Seul dans Berlin (Hans Fallada)
“Jeder stirbt für sich allein”
Représentation du 02 février 2014
Théâtre Nanterre-Amandiers
 
Otto Quangel Thomas Niehaus
Anna Quangel Oda Thormeyer
Kommissar Escherich André Szymanski
Eva Kluge Catherine Seifert
Enno Kluge Daniel Lommatzsch
Trudel Baumann / Anwalt Erwin Troll Maja Schöne
Kammergerichtsrat Fromm / Obergruppenfuehrer Prall Barbara Nüsse
Emil Barkhausen / Kommissar Laub / Schupo Alexander Simon
Schauspieler Max Harteisen / Karl Hergesell / Kuno-Dieter Barkhausen  Mirco Kreibich
Frau Rosenthal / Hete Haeberle / Kriminalrat Zott Gabriela Maria Schmeide
Der Säugling / Oberpostsekretaer Millek Benjamin-Lew Klon   

  
Adaptation Luk Perceval et Christina Bellingen       Daniel Lommatzsch (Enno Kluge)
Mise en scène Luk Perceval
Production Thalia Theater Hamburg

Mettre en scène un roman qui décrit avec une précision humaine rare les conditions de vie de la population berlinoise sous le régime nazi oblige à choisir un regard qui ne pourra jamais totalement rendre l'entière complexité des relations qui lièrent la vingtaine de personnages évoqués dans ce livre.

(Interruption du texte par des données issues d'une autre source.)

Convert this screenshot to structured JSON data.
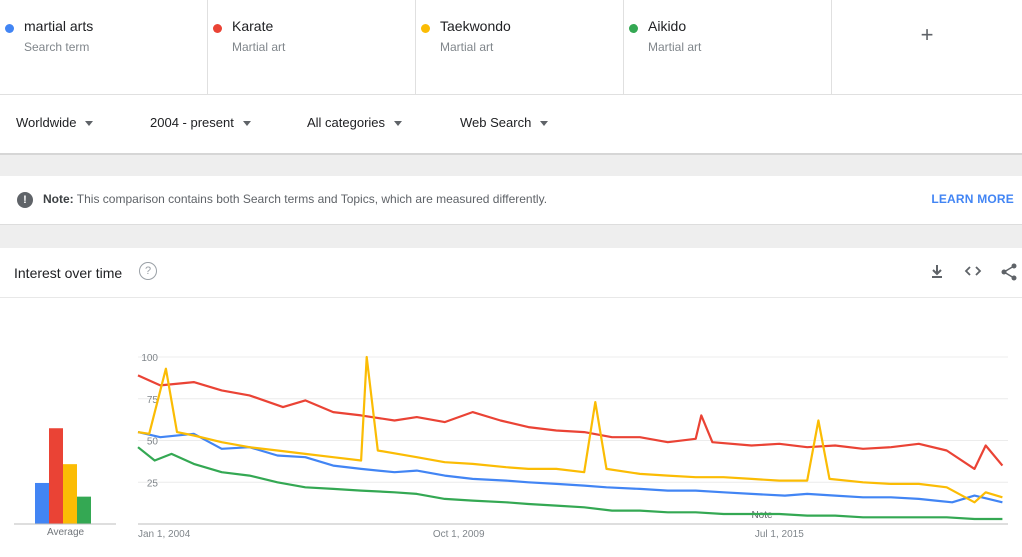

Ceci est d'autant plus vrai qu'une nouvelle traduction du texte vient d'être réalisée par Laurence Courtois (2014 - Editions Denoël) pour, d'une part, mieux restituer le langage familier des mots, et, d'autre part, y intégrer les passages coupés dans la version de référence d' Alain Virelle et André Vandervoorde (1984-Folio).

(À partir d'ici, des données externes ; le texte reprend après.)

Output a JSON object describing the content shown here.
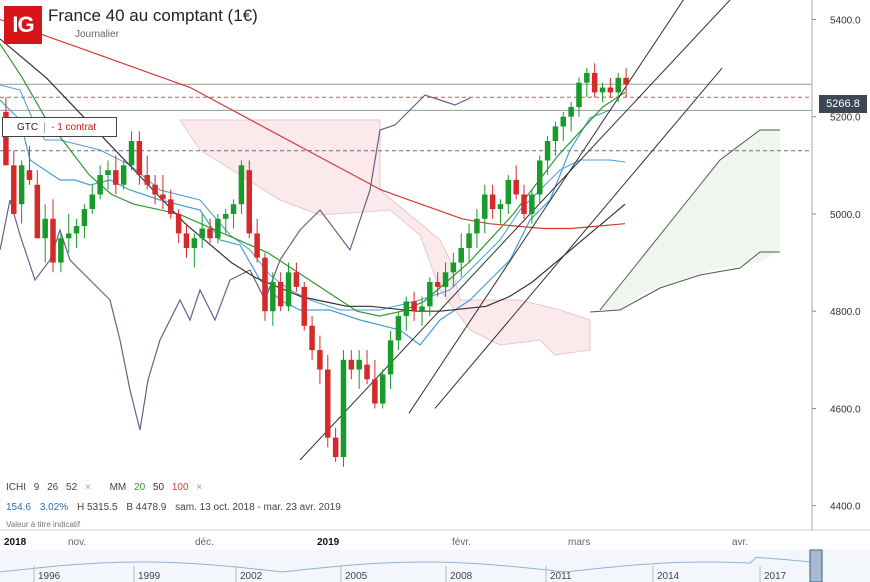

Seul dans Berlin (Luk Perceval-Thalia Theater) Amandiers

Pour son adaptation, Luk Perceval choisit de faire confiance à un espace vide planté devant une immense toile qui ressemble à une photographie aérienne d'un quartier de Berlin, et sur lequel n'apparait, en tout et pour tout, qu'un seul objet : une table.

Et sur la droite, une petite fosse symbolise le bord du lac au fond duquel le cadavre d'Enno Kluge disparaitra sous la main du commissaire Escherich. Cette scène, une des plus suffocantes de la pièce, se déroule dans une pénombre totale à peine percée d'un fin rayon lumineux qui éclaire les visages des deux hommes. Un bruit de fond entretien la tension, et les dialogues s'échangent dans un calme serein jusqu'au meurtre libérateur.

Seul dans Berlin (Luk Perceval-Thalia Theater) Amandiers

Dès le début du spectacle, le langage des acteurs porte en lui quelque chose d'entier et de direct. C'est même par une expression douloureuse, la rage de Madame Rosenthal, que l'on est introduit dans cet univers. Rien ne trahit l'illusion, et tous semblent mus par une histoire personnelle chargée.
Les habitants de la rue Jablonski déambulent indifféremment à travers la scène, et pourtant, parmi ceux-ci, certains seront des délateurs ou des bourreaux du régime, et d'autres, des victimes.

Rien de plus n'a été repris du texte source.